Kemungkinanya ada 2. Bisa jadi seniornya waktu
itu menyindirnya dan ingin membuatnya semangat. Bisa jadi juga, waktu itu
seniornya ingin diberi usulan siapa pengganti yang paling pas. Entah. Tapi
tetap, ia terngiang itu seperti pertanyaan retoris.
Setelah merasa kurang cukup (dilihat dari
wajahku yang kurang yakin, mungkin), ia mengingatkanku soal amanah apa saja
yang sudah pernah aku emban. It was very
kind of him. Walau ia pernah jengkel sendiri gegara aku terkesan lepas
tangan dengan pekerjaan di hari H, toh sore ini ia menjelaskan kenapa aku
pantas dan harus terus memantaskan diri.
Menurutmu ada yang lebih pantas dari kamu?

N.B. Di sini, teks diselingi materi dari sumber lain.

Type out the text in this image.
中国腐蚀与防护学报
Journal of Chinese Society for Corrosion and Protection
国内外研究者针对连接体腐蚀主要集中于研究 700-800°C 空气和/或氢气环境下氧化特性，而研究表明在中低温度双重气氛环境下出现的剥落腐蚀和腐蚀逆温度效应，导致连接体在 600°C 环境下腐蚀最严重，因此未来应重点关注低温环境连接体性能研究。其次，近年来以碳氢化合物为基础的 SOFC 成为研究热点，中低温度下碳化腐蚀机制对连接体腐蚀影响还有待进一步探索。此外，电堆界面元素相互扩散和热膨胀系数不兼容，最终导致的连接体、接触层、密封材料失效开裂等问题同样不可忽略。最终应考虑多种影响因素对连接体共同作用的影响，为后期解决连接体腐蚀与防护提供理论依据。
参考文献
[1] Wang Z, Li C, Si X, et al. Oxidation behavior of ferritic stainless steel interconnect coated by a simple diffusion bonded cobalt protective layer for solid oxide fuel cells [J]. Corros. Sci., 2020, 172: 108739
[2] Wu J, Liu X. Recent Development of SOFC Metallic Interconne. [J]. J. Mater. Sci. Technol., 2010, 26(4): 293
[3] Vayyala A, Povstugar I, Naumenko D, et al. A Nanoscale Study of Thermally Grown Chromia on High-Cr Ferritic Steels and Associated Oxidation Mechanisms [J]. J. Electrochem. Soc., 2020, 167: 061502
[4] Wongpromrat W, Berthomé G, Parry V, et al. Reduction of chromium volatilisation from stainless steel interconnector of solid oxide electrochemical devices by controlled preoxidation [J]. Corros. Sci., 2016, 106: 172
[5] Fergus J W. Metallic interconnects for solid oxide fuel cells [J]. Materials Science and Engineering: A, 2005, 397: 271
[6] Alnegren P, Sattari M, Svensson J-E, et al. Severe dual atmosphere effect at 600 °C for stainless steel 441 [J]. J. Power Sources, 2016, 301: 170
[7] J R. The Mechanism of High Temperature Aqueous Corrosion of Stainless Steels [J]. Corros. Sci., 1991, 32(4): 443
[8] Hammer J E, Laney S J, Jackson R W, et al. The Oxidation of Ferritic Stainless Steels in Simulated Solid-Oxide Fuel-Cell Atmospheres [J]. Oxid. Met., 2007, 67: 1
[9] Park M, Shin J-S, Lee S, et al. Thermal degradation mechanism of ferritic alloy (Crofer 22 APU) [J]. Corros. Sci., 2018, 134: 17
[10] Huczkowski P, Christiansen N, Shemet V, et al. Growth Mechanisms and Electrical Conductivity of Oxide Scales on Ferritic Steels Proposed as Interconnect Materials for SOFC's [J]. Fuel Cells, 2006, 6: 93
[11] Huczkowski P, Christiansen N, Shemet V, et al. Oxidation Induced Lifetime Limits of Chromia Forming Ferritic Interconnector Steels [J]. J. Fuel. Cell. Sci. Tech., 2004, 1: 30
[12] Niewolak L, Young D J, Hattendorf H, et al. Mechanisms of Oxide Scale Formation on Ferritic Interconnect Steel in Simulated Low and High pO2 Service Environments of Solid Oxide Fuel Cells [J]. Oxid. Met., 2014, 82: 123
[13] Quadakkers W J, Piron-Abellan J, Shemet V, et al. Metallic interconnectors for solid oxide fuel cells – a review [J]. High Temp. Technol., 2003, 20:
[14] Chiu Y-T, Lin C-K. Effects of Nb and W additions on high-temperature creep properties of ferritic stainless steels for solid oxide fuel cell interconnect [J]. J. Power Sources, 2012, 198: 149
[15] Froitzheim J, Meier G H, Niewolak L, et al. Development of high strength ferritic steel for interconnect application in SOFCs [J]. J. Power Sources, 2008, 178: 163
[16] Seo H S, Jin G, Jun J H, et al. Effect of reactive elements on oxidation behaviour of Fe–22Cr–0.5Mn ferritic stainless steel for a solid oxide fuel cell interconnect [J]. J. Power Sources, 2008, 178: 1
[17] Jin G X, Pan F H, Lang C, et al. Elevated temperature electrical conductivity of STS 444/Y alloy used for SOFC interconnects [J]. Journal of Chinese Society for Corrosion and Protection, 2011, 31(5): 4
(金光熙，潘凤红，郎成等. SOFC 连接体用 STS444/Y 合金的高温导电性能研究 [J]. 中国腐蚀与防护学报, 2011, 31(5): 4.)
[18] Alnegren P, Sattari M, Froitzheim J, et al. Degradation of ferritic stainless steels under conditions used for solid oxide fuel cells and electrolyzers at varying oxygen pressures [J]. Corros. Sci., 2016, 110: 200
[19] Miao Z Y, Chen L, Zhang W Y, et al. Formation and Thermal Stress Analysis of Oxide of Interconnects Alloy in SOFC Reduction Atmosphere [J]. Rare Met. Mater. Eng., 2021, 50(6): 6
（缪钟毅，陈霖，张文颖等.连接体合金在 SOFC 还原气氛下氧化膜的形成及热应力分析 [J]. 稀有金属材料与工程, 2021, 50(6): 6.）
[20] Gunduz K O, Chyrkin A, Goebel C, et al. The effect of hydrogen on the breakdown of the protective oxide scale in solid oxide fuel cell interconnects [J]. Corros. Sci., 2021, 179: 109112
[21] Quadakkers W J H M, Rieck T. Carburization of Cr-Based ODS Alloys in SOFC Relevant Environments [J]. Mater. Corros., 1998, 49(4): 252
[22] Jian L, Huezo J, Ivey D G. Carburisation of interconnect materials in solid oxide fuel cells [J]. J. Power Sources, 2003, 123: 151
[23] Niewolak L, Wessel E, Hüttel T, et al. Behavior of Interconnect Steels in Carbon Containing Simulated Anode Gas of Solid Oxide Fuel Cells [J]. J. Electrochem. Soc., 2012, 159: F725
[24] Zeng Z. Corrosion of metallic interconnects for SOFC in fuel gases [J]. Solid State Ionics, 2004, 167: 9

Ada, karena di atas langit masih ada langit, relatif. Tapi masalahnya sekarang bukan itu, mengingat
aku dipilih, bukan mengajukan diri. Ya walau sudah jauh-jauh hari aku juga
memilih diriku sendiri untuk posisi itu, tapi aku sama sekali tidak
menyebarluaskan apa yang aku amini diam-diam itu.
Lanjut, ke pesanan dari pulau seberang.
Sederhananya itu cuma kacang almond yang dibalut coklat teh hijau. Rupanya?
Bayangkan buah zaitun, ya agak gede dikit. Aku ketagihan sejak main kos temenku
dan titip minta beliin kalau dia pulang.
Karena sampai malam masih hujan dan aku
mendekam di kamar dengan temanku di asrama, jadilah dalam semalam coklat
setoples uda abis lebih dari setengah. Selang beberapa setelah itu ia bilang
perutnya sakit. Aku kira kembung biasa, karena hawanya memang dingin bberangin.
Senin malam, dia mengajakku ke klinik untuk
periksa. Wah serius juga, batinku. Setelah keluar dari ruang periksa, dia
senyum-senyum bilang, “mah, kata dokternya aku magh kebanyakan makan coklat”.
Pelajaran untuk kami berdua adalah walau coklat emang sering bikin lupa diri,
apa apa yang berlebihan memang ga baik, mutlak.